Conclusion: A DA that incorporated interactive patient risk assessment and preference clarification tools did not increase the CRC screening rate at six months compared to a DA that matched in content but did not provide the interactive tools.
Method: We recruited participants from outpatient clinics at three tertiary care centers. Eligible participants were African American, aged 49-75 years, due for a CRC screening, fluent in English, and had a scheduled office visit. The intervention participants viewed an entertainment-education decision aid with culturally tailored information about CRC screening options and theory-based support in decision making (e.g., role modeling). The Ottawa Decision Support Framework, Integrated Model of Behavior, and the Edutainment Decision Aid Model guided the development of the intervention decision aid. Control participants viewed a video about hypertension, which lacked the culturally tailored information and theory-based support in decision making. Participants met with their clinician and then completed follow-up questionnaires assessing their knowledge, decisional conflict, self-advocacy, attitudes, perceived social norms, and intentions. At three months, completion of screening was assessed by chart review. Analysis included descriptive statistics and ANCOVA.

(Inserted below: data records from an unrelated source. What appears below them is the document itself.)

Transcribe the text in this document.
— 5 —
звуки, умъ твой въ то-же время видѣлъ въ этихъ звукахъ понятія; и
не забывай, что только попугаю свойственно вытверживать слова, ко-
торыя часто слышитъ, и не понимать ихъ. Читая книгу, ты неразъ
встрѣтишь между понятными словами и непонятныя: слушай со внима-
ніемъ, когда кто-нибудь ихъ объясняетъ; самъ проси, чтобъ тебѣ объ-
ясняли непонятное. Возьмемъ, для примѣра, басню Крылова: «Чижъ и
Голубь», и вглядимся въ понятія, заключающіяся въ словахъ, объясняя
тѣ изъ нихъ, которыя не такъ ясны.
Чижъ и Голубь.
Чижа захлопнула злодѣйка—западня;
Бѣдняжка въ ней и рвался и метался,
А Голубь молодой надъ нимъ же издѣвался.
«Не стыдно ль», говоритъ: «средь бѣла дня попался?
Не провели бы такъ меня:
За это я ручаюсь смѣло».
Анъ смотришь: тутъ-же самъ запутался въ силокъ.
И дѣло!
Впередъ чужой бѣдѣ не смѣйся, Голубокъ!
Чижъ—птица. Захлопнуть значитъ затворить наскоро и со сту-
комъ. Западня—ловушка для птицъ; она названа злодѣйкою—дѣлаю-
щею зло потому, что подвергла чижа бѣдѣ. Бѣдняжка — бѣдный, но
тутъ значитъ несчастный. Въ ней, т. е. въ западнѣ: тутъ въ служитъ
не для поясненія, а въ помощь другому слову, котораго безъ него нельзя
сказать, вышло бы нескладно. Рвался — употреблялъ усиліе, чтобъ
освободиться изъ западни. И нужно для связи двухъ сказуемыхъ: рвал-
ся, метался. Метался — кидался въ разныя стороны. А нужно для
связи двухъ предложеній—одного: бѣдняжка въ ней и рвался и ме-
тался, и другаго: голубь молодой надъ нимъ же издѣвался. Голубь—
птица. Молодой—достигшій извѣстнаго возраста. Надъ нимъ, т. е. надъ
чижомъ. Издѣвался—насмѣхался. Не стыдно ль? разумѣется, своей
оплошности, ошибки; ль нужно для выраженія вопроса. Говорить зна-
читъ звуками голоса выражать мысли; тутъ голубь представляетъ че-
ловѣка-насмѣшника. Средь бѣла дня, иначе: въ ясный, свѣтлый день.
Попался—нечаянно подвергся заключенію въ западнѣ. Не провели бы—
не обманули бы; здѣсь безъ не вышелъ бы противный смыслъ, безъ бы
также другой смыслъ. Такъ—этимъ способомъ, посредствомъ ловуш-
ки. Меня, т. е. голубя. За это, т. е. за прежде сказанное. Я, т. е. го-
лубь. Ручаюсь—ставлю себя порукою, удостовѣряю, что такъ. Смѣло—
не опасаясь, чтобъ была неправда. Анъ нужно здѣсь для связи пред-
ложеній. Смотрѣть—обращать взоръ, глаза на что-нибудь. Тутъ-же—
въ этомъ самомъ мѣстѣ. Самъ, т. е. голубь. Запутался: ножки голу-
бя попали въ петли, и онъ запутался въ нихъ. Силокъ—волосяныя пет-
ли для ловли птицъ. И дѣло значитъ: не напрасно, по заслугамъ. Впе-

Result: On average, participants (N=89) were aged 57.6 years (standard deviation [SD]=6.9) and married or in a long-term relationship (49%). They were primarily female (68%), college educated (57%), and privately insured (75%). Viewing the culturally-tailored decision aid significantly increased participants’ knowledge of CRC screening recommendations and options (Intervention: mean ± SD=8.9±3.1 to 11.6±2.4; Control: mean ± SD=9.2±2.9 to 9.6±2.5; p-value<0.01). Intervention participants’ reported lower decisional conflict (Intervention: mean ± SD=11.0±16.7; Control: mean ± SD=39.6±27.7); p-value<0.01) and higher self-advocacy (Intervention: mean ± SD=1.6±0.3; Control: mean ± SD=1.8±0.3; p-value=0.01) compared to control participants. No significant differences were observed in participants’ attitudes (Intervention: mean ± SD=9.7±2.0 to 9.4±2.2; Control: mean ± SD=8.9±1.7 to 8.6±2.3; p-value=0.49), norms (Intervention: mean ± SD=10.5±2.2 to 10.6±1.9; Control: mean ± SD=11.6±2.0 to 10.6±2.2; p-value=0.49), or intentions (Intervention: mean ± SD=12.5±2.1 to 13.0±1.5; Control: mean ± SD=12.1±2.6 to 12.8±1.6; p-value=0.69). At three months, 23% of patients had completed a colonoscopy regardless of group assignment.
Conclusion: Designing targeted, engaging decision aids for groups that have sub-optimal screening shows promise for improving knowledge, decisional conflict, and self-advocacy. Additional research is warranted to investigate the effectiveness of these decision aids in clinical practices on patient downstream behaviors, such as repeat testing.